La tour Oxygène en construction à Lyon
La tour Oxygène à Lyon, réal­isée suiv­ant la démarche Haute Qual­ité Environnementale.

Bétons mod­ernes
Les bétons mod­ernes sont for­mulés par exten­sion de la notion de com­pos­ite : par asso­ci­a­tion avec les molécules organiques qui appor­tent des qual­ités de plus en plus spé­ci­fiques comme la rhéolo­gie ou l’incorporation de fibres de natures var­iées, on maîtrise aujourd’hui des bétons qui se met­tent en place sous le sim­ple effet de la grav­ité sans avoir recours à la vibra­tion bruyante et pénible (bétons auto­plaçants), ceux devenus duc­tiles par l’utilisation d’une large gamme de gran­u­lométrie de leurs com­posants, les « autonet­toy­ants » par action pho­to­cat­aly­tique de micropar­tic­ules, les bétons dépol­lu­ants qui puri­fient l’air, les bétons phoniques des­tinés aux écrans acous­tiques, les bétons isolants, les bétons drainants, les bétons isolants qui lais­sent pass­er la lumière, ceux à faible niveau d’émissions, les bétons de gran­u­lats légers, ceux qui résis­tent à de très hautes tem­péra­tures et même des bétons flex­i­bles, voire rebondissants.

Un jeu de construction

Pour l’architecte et le con­cep­teur d’ouvrages, c’est un véri­ta­ble jeu de con­struc­tion qui s’offre à eux, jeu com­plexe mais pour des solu­tions mul­ti­ples et adap­tées avec l’aide des maîtres de l’art (ingénieurs, four­nisseurs de matéri­aux, entre­pris­es, etc.).
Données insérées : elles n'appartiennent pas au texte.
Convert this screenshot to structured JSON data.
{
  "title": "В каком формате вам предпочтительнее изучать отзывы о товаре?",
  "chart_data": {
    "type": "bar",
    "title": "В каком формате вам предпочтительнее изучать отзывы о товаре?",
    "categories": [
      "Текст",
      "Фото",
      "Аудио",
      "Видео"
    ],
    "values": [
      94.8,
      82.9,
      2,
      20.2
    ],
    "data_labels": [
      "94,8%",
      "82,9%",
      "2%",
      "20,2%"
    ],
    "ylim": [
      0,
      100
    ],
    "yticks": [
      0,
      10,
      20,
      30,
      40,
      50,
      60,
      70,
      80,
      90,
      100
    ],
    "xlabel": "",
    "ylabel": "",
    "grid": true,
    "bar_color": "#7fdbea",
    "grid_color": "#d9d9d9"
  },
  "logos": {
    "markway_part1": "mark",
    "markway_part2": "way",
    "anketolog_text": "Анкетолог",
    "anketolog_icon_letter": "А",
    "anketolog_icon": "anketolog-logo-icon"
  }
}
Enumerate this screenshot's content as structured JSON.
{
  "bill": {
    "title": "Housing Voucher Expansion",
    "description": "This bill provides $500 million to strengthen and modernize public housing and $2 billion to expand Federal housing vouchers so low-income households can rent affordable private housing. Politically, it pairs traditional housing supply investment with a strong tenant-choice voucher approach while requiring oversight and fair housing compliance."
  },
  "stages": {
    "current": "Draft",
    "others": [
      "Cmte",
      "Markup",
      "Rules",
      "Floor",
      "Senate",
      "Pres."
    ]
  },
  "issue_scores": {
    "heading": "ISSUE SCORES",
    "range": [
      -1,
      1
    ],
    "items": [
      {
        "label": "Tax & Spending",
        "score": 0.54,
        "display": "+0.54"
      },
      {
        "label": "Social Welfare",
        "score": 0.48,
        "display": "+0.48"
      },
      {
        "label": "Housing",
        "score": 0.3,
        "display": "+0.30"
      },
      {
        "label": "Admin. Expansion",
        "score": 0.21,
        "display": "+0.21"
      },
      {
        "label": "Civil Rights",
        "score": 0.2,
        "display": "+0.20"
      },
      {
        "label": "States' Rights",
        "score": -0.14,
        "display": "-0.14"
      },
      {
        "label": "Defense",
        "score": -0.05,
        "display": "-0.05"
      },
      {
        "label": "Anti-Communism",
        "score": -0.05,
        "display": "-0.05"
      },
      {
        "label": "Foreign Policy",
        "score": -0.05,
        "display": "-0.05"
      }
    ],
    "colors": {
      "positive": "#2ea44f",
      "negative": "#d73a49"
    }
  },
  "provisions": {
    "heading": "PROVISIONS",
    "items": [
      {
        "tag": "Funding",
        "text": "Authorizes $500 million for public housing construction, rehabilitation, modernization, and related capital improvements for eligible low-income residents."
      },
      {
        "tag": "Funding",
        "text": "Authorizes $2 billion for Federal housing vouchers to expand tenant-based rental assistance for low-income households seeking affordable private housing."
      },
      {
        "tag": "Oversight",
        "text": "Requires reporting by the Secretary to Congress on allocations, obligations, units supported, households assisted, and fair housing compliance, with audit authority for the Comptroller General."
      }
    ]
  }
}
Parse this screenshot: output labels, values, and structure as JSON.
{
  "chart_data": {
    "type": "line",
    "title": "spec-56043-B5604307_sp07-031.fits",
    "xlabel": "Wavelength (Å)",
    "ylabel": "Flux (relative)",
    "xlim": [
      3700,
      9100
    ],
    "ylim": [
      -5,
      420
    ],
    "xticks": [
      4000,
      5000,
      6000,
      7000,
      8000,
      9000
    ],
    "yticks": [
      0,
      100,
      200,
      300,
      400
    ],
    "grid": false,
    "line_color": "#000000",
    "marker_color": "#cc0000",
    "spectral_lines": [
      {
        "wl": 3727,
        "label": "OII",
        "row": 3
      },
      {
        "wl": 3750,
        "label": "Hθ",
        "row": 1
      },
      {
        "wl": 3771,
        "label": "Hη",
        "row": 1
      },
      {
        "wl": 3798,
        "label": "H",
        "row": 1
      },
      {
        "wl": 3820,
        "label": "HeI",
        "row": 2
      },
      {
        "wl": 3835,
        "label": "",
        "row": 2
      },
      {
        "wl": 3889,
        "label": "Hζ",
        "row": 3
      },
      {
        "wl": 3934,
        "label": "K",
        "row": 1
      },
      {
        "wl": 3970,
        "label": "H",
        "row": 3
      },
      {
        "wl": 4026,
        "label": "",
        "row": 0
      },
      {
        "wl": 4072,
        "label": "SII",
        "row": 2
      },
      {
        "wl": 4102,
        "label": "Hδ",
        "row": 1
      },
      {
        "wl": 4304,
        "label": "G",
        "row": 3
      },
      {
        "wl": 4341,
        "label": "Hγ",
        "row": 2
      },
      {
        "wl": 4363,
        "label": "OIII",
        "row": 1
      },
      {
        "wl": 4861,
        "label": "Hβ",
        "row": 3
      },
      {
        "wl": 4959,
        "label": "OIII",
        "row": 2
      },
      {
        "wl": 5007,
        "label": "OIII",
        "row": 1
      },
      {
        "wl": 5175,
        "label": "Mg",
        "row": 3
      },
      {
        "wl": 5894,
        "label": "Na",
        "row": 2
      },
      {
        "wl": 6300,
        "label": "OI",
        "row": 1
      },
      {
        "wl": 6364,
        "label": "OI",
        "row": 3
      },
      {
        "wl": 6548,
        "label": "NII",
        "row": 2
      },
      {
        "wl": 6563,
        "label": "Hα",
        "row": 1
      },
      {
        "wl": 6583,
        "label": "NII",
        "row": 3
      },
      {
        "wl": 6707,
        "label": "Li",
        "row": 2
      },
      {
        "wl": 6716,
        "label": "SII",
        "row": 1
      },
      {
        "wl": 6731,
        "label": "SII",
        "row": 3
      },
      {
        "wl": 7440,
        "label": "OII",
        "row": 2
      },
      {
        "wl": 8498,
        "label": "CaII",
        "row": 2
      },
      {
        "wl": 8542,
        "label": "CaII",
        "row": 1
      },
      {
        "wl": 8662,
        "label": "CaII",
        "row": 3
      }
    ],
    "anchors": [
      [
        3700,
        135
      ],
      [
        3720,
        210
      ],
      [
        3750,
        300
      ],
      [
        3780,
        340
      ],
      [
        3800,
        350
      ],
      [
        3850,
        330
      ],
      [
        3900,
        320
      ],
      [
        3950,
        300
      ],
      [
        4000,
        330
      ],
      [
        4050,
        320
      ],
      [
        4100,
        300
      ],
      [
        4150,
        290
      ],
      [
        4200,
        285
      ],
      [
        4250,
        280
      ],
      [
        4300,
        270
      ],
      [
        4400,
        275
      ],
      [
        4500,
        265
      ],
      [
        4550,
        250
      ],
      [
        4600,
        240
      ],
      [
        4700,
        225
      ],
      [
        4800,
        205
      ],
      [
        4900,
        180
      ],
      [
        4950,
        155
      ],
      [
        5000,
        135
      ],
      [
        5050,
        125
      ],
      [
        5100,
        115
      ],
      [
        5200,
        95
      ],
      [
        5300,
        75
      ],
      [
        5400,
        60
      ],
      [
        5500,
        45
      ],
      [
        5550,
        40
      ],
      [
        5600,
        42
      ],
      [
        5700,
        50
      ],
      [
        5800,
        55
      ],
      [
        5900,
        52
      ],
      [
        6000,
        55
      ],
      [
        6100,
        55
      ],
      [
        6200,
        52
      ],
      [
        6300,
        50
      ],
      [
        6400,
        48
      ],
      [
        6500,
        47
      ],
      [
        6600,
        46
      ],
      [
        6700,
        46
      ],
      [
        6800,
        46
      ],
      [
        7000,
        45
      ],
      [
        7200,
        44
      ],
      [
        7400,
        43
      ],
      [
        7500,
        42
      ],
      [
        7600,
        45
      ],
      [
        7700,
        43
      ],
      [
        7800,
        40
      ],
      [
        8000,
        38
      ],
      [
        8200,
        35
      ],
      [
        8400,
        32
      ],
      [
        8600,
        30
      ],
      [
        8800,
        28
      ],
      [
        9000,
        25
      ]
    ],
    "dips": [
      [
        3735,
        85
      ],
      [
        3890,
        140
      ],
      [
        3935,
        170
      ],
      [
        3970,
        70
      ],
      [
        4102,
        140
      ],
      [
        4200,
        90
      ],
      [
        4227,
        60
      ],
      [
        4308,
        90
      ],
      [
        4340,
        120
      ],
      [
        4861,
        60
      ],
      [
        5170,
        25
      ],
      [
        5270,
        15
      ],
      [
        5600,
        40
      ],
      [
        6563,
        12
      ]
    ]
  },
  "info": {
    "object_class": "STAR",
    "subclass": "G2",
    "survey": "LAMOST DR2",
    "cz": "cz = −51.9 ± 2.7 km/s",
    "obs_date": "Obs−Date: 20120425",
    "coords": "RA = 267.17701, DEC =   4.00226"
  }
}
La com­mu­nauté poly­tech­ni­ci­enne est très large­ment impliquée dans cet art de la con­cep­tion, que ce soit pour des con­struc­tions « courantes » qui con­som­ment plus de 85% du béton pro­duit, ou d’autres con­struc­tions plus excep­tion­nelles – comme le via­duc de Mil­lau, l’opéra de Pékin ou d’autres ouvrages remar­quables pour lesquels nos cama­rades Michel Vir­logeux, Paul Andreu et tous les con­cep­teurs inno­vants orchestrent l’utilisation de ces nou­veaux matériaux.

De la résistance à la performance

Toute cette nou­velle généra­tion de bétons a pro­fondé­ment mod­i­fié la con­struc­tion non seule­ment dans son aspect tech­nologique, réduc­tion des coûts et des délais de mise en œuvre, qual­ités envi­ron­nemen­tales et san­i­taires, mais aus­si dans son aspect humain et social comme l’amélioration du con­fort et l’augmentation du niveau de qual­i­fi­ca­tion des opérateurs.
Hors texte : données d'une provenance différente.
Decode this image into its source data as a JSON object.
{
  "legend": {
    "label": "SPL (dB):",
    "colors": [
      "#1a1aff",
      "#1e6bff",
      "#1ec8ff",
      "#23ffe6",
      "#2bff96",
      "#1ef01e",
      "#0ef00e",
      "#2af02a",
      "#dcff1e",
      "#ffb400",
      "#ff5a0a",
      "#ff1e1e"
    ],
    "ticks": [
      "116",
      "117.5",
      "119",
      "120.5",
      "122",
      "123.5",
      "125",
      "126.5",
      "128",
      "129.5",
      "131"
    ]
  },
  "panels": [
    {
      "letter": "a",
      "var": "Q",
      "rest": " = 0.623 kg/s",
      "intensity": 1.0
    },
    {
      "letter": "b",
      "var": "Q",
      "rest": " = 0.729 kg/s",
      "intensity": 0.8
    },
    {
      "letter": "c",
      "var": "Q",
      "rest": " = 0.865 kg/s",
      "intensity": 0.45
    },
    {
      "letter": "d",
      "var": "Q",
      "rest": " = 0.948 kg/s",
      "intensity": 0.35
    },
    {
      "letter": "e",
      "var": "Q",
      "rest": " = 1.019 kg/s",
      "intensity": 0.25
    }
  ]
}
Le béton n’est plus seule­ment « résis­tance », il est main­tenant « per­for­mances », inté­grant les défis de la con­struc­tion durable, sou­tenant tou­jours plus d’audace dans la con­cep­tion des ouvrages et des bâtiments.

Et son his­toire n’est pas finie, un autre saut tech­nologique est prob­a­ble­ment en train de s’amorcer avec les nou­velles approches du béton à l’échelle nanométrique qui per­me­t­tront d’encore mieux maîtris­er la rhéolo­gie du matéri­au et d’en opti­miser la for­mu­la­tion pour con­tin­uer sur les traces de Louis Vicat à s’adapter aux nou­veaux défis de notre société.

Le groupe cimen­tier inter­na­tion­al Vicat, entre­prise française, a su garder à la fois une tra­di­tion famil­iale, une voca­tion indus­trielle et un man­age­ment humain tout en réus­sis­sant à s’implanter dans onze pays à tra­vers le monde et à s’imposer comme un des fleu­rons français à l’international.

L’École poly­tech­nique compte Louis Vicat par­mi ses élèves qui ont fait hon­neur à la France entre 1794 et 1994 en le représen­tant aux côtés de Cauchy sur le trip­tyque du Bicen­te­naire de l’École situé dans le grand hall à Palaiseau.